… No tuvo la necesidad de abrir los ojos y comprobar quien era el dueño de aquellas manos que acariciaban su cuerpo, decidió no hacer preguntas y dejarse consumir por el fuego que la quemaba por dentro y por fuera.
Sus sentidos a flor de piel reaccionaban alterando su consciencia, deseaba morir en sus brazos si así, de esa manera, se aseguraba la permanencia perpetua en ellos, no le importaba nada ni nadie; sólo ese momento, solos los dos, en medio de un océano de tempestades, queriendo levantar el vuelo con unas alas que ella siempre se empeñaba en cortar.
La música seguía sonando, dos figuras perfectamente acopladas danzaban etéreas, unidas en comunión. Se miraron a los ojos, intensamente, y sin necesidad de palabras, ella lo entendió todo: él siempre supo que había estado allí, es más, esperaba su regreso cada día, impaciente, deseando que la razón perdiera la batalla de una guerra que tenía ganada.
Las caricias flotaban marcando sus huellas en cada milímetro de piel; los besos, suavemente intensos, acrecentaban la necesidad de poseerse, de perderse uno en el otro; pasión deliciosamente salvaje, marcada por la realidad de saberse única. No habría más ocasiones, no habría más encuentros, era la realidad de un sueño ya pasado, revivido y alentado por los fantasmas del recuerdo negándose a olvidar, obligándoles a amarse intensamente, sin mesura, entregando todo su ser, ofreciendo el alma, uniendo en un sólo cuerpo dos amantes y dos amados, culpables e inocentes, tan cercanos y tan lejanos a la vez.

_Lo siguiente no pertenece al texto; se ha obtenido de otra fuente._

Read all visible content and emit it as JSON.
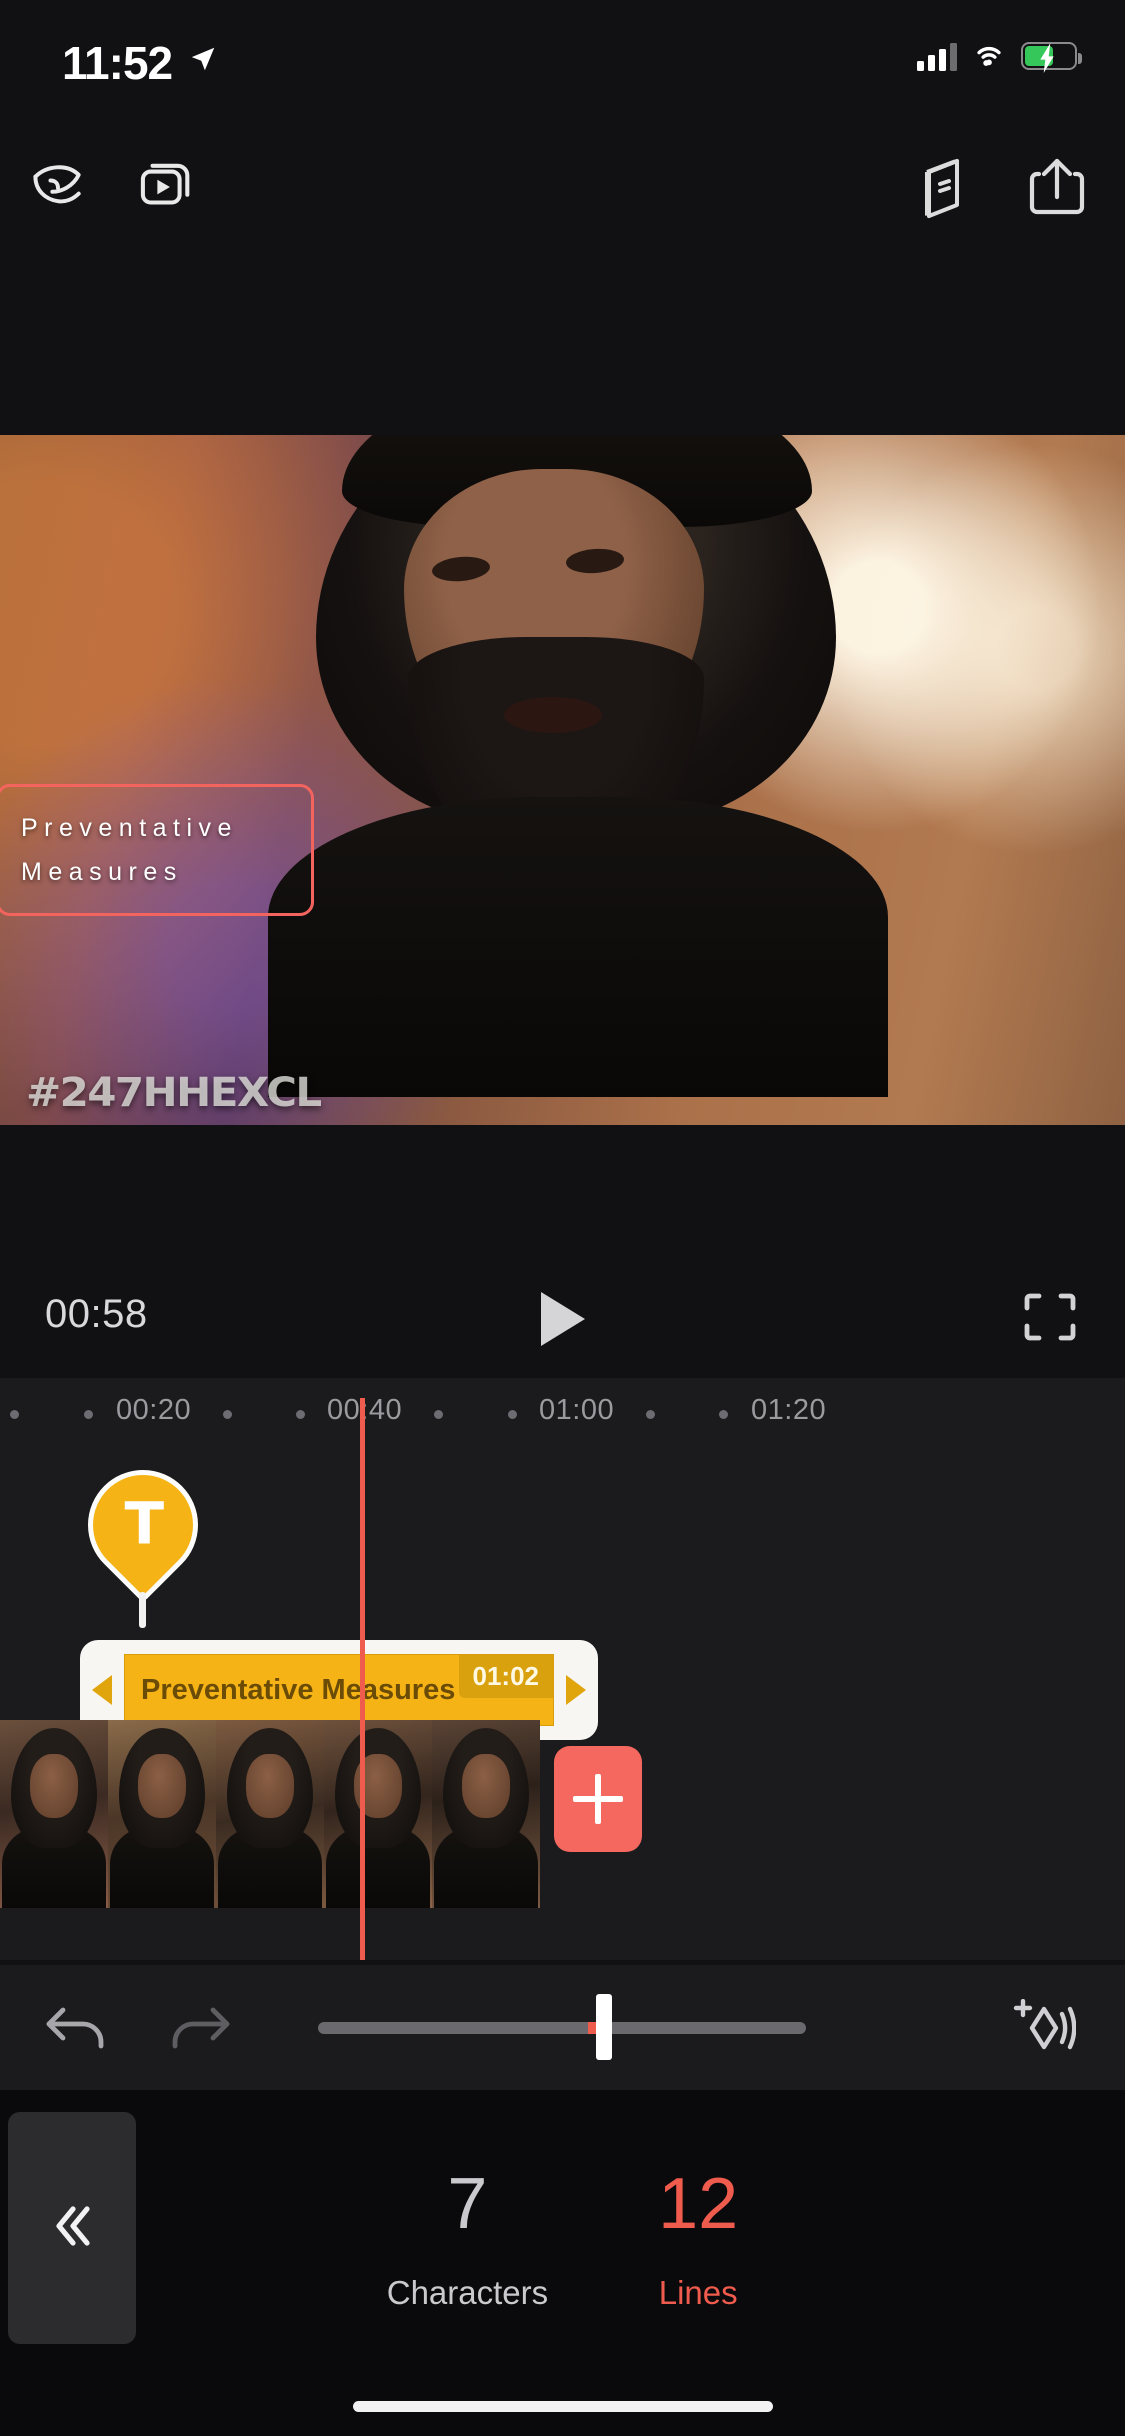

El tiempo iba pasando veloz, trayendo consigo el momento de la despedida. No hubo lágrimas, no se oyeron reproches, sobraban las explicaciones. Conocían las reglas del juego; eran cómplices de un mismo error. Sólo el brillo de una última mirada, el encuentro de unos ojos anhelantes, pidiendo una absurda oportunidad al destino, el cual, se carcajeaba ante ellos, disipándola en las cuatro paredes de aquella habitación. Sólo los restos imborrables de un amor imposible, ahogado entre sábanas de satén.
(Alter Ego)
FRaSe del Dia: "A menudo encontramos nuestro destino por los caminos que tomamos para evitarlo."
(Jean de la Fontaine )
Me ha gustado.
Un beso :)
Los finales no existen.
Un beso
P.D.... Gracias por encontrar para mi la inocencia
¿ganaremos?
pero, volveran a verse??? mmmmm
Un BeSO con mordisquito, en el lóbulo de la oreja...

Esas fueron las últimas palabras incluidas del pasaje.